What I meant in this case is that the décor should be inspired by the core message that this ministry’s space intends to give to those who enter it. From the color palette, to the furnishings. From the light fixtures, to what’s hung on the walls. From the seating placement, to the “white space” (the places where there is a void). All of this should feed into the core message being artfully portrayed.

The basic question is “Why is this here?” What is the purpose of this fixture? This color? This type of lighting? Is it only because it looks pretty? Or because you like it? Or because someone else said it’s the best? If it’s only one of those things, but doesn’t point to the core message of the space, then either it has to go, or you have to change your message.

Yes, there’s a practicality to certain things that you need. But if you’re trying to have an artistic message, then even the minutia of the practical could shade the image you are trying to give. And if you’re not careful, it could mar the message entirely. There’s a purposefulness to what you use when you’re trying to point people to a certain idea.

My introduction to thinking purposefully about the minutia doesn’t come from art. Actually, it comes from a preaching class in bible college. (I do view preaching as art, but that’s a different story.) In the class, we all had the opportunity to preach twice. And our fellow students would critique us, whether good or in need of improvement.

There was this one student who you could count on to have a particular comment. Whether the preacher did this well or not, this guy would talk about “purposeful movement.” Did the preacher’s hand gestures aid in the audience’s understanding of the sermon? Or was it a fumbling mess that took attention away from what was being said? Did the preacher move in front of the pulpit when he was trying to deeply engage with his audience? Or did they just stand fixed like a deer in the headlights?

Every time his hand rose, we all knew what was coming from “Mr. Purposeful Movement.” (An admittedly uninspired, and not-well-meant nickname, I know. But even bible college students are prone to sinfulness.)

And as a person who had already taken years of practice with my mentor to actually gesture, let alone move from the pulpit, I dreaded this critique the first time I was to preach in the class. I had no defense. I knew I needed to do this, but found it very difficult.

But I tell you, of all of the things I’ve ever learned in a preaching class, this is one of the very few things that I think about every time I preach in front of an audience. I want purpose in my movement. It might not be as much as some, but what is there, is purposeful.

This doesn’t make me a master of purposefulness or anything. Even after years of thinking about purposeful movement and artistic purposefulness, God has much to teach me about being purposeful in his message.

As a matter of fact, God has recently impressed upon me the challenge of thinking purposefully in my life in general.
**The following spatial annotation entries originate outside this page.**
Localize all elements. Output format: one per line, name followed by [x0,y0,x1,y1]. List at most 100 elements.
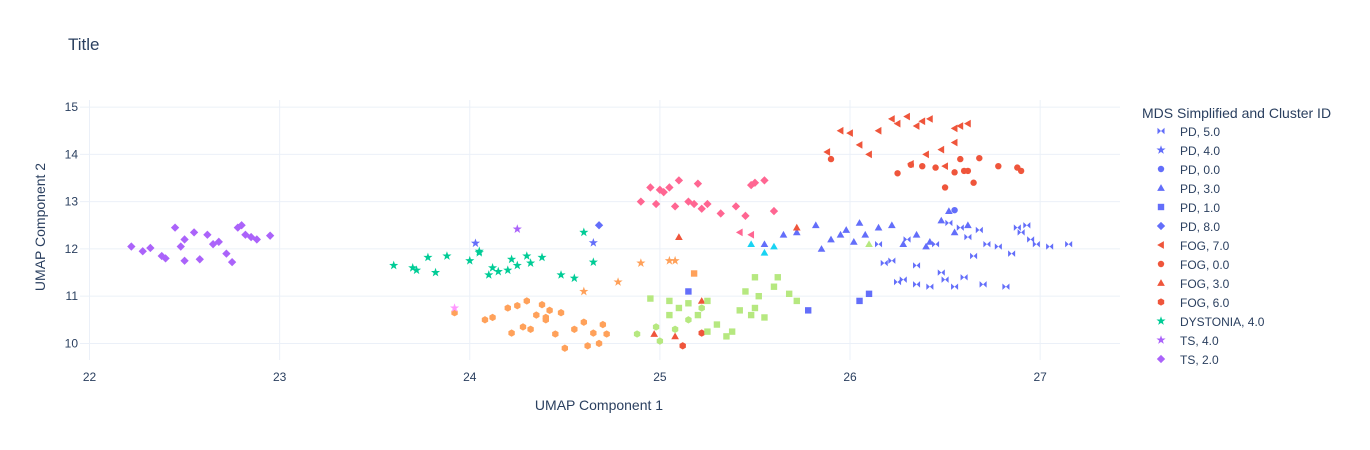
data-point [747,240,755,248]
data-point [651,199,661,209]
data-point [842,226,851,233]
data-point [880,259,888,267]
data-point [590,329,597,337]
legend-item[interactable]: TS, 2.0 [1156,353,1219,367]
data-point [599,320,607,329]
legend-item[interactable]: PD, 4.0 [1156,144,1220,158]
legend-item[interactable]: FOG, 0.0 [1157,258,1230,272]
legend-marker [1157,165,1165,173]
data-point [571,325,578,333]
data-point [636,197,646,206]
legend-marker [1156,145,1166,154]
legend-item[interactable]: TS, 4.0 [1156,334,1219,348]
data-point [769,206,779,216]
data-point [679,342,686,350]
legend-item[interactable]: PD, 8.0 [1156,220,1221,234]
legend-item[interactable]: FOG, 6.0 [1157,296,1230,310]
data-point [950,124,958,133]
data-point [888,115,895,123]
data-point [951,206,958,214]
data-point [979,281,987,288]
data-point [180,256,189,265]
legend-item[interactable]: PD, 0.0 [1157,163,1221,177]
data-point [755,292,762,300]
data-point [470,238,481,248]
data-point [785,290,793,298]
legend-marker [1157,203,1165,211]
x-axis-title: UMAP Component 1 [535,397,663,413]
grid-lines [80,100,1120,360]
data-point [488,263,498,272]
data-point [937,145,945,154]
data-point [690,270,698,277]
x-tick-label: 23 [273,370,287,384]
legend-item[interactable]: FOG, 7.0 [1157,239,1230,253]
legend-item[interactable]: FOG, 3.0 [1157,277,1230,291]
data-point [493,266,503,276]
data-point [1002,283,1010,290]
data-point [146,243,155,253]
legend-label: TS, 4.0 [1180,334,1219,348]
x-tick-label: 26 [843,370,857,384]
data-point [792,223,801,231]
data-point [512,260,522,270]
legend-item[interactable]: PD, 3.0 [1157,182,1220,196]
data-point [742,288,749,295]
legend-label: PD, 8.0 [1180,220,1220,234]
data-point [512,224,522,233]
data-point [561,344,569,352]
data-point [747,311,755,319]
data-point [666,311,673,319]
data-point [689,199,699,209]
data-point [252,235,261,244]
data-point [666,297,673,305]
data-point [751,304,759,312]
data-point [926,283,934,290]
legend-label: PD, 3.0 [1180,182,1220,196]
legend-item[interactable]: PD, 1.0 [1157,201,1221,215]
data-point [504,304,511,312]
data-point [761,314,768,321]
y-tick-label: 10 [65,336,79,350]
data-point [519,323,527,331]
data-point [698,304,705,312]
data-point [603,330,610,338]
data-point [750,178,760,187]
data-point [674,176,684,185]
legend-item[interactable]: DYSTONIA, 4.0 [1156,315,1265,329]
data-point [685,288,692,295]
data-point [647,295,654,302]
data-point [922,242,930,250]
data-point [741,211,750,220]
data-point [951,169,958,176]
data-point [899,276,907,283]
data-point [932,240,940,248]
legend: MDS Simplified and Cluster ID PD, 5.0 PD,… [1142,105,1331,367]
data-point [697,297,706,304]
data-point [956,224,964,231]
data-point [474,246,484,256]
data-point [704,328,711,335]
data-point [747,230,755,239]
legend-label: PD, 4.0 [1180,144,1220,158]
data-point [792,228,801,236]
data-point [922,150,929,159]
data-point [588,257,598,267]
data-point [698,329,705,337]
data-point [514,301,521,310]
data-point [970,252,978,260]
legend-item[interactable]: PD, 5.0 [1157,125,1220,139]
data-point [894,278,902,286]
data-point [656,337,664,345]
data-point [716,209,725,218]
legend-marker [1157,298,1165,306]
data-point [941,184,949,191]
data-point [481,316,489,324]
data-point [652,323,660,331]
data-point [170,223,180,232]
x-tick-label: 22 [83,370,97,384]
y-tick-label: 12 [65,242,79,256]
data-point [888,257,896,264]
data-point [693,179,703,188]
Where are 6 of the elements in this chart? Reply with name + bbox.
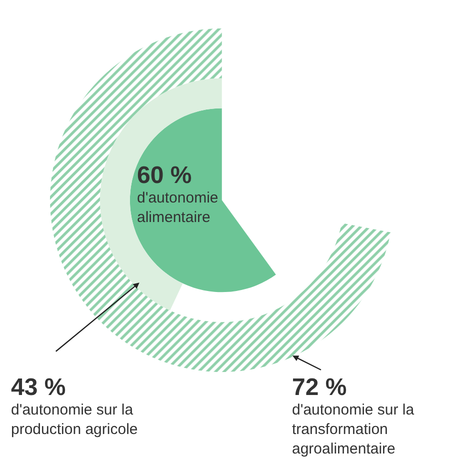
data-label: 72 % xyxy=(292,374,347,401)
category-label: d'autonomie sur la production agricole xyxy=(11,402,138,438)
category-label: d'autonomie alimentaire xyxy=(137,190,218,226)
category-label: d'autonomie sur la transformation agroalimentaire xyxy=(292,402,415,458)
data-label: 43 % xyxy=(11,374,66,401)
data-label: 60 % xyxy=(137,162,192,189)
I’ve begun asking the question, “Why is this here?” Does this activity feed into the core message of my life for God? Is spending my time doing this shading the true message of God in a bad way? Is the “white space” of my life (meaning rest) purposeful?

And so, I want to extend the challenge to everyone to take stock in what we do. Does it match with the message of your life in God? Jesus boils the message down to loving God with our whole being and loving others as ourselves (Matt. 22:37-40, Mark 12:30-31, Luke 10:27). But like all art, the exact manner and method of the message differs from person to person.

So, given your circumstances and the exact message God has placed in you, do the things in your life mesh with the message? Are the activities, relationships, and life-choices purposefully aiding the message? Or are they redirecting eyes away from the clear message? What needs to be taken out because it doesn’t aid in our purpose? What nice things that we like, that are pretty, but don’t feed into the message, need to go?

Let’s allow life to imitate good art. Live in artful purpose.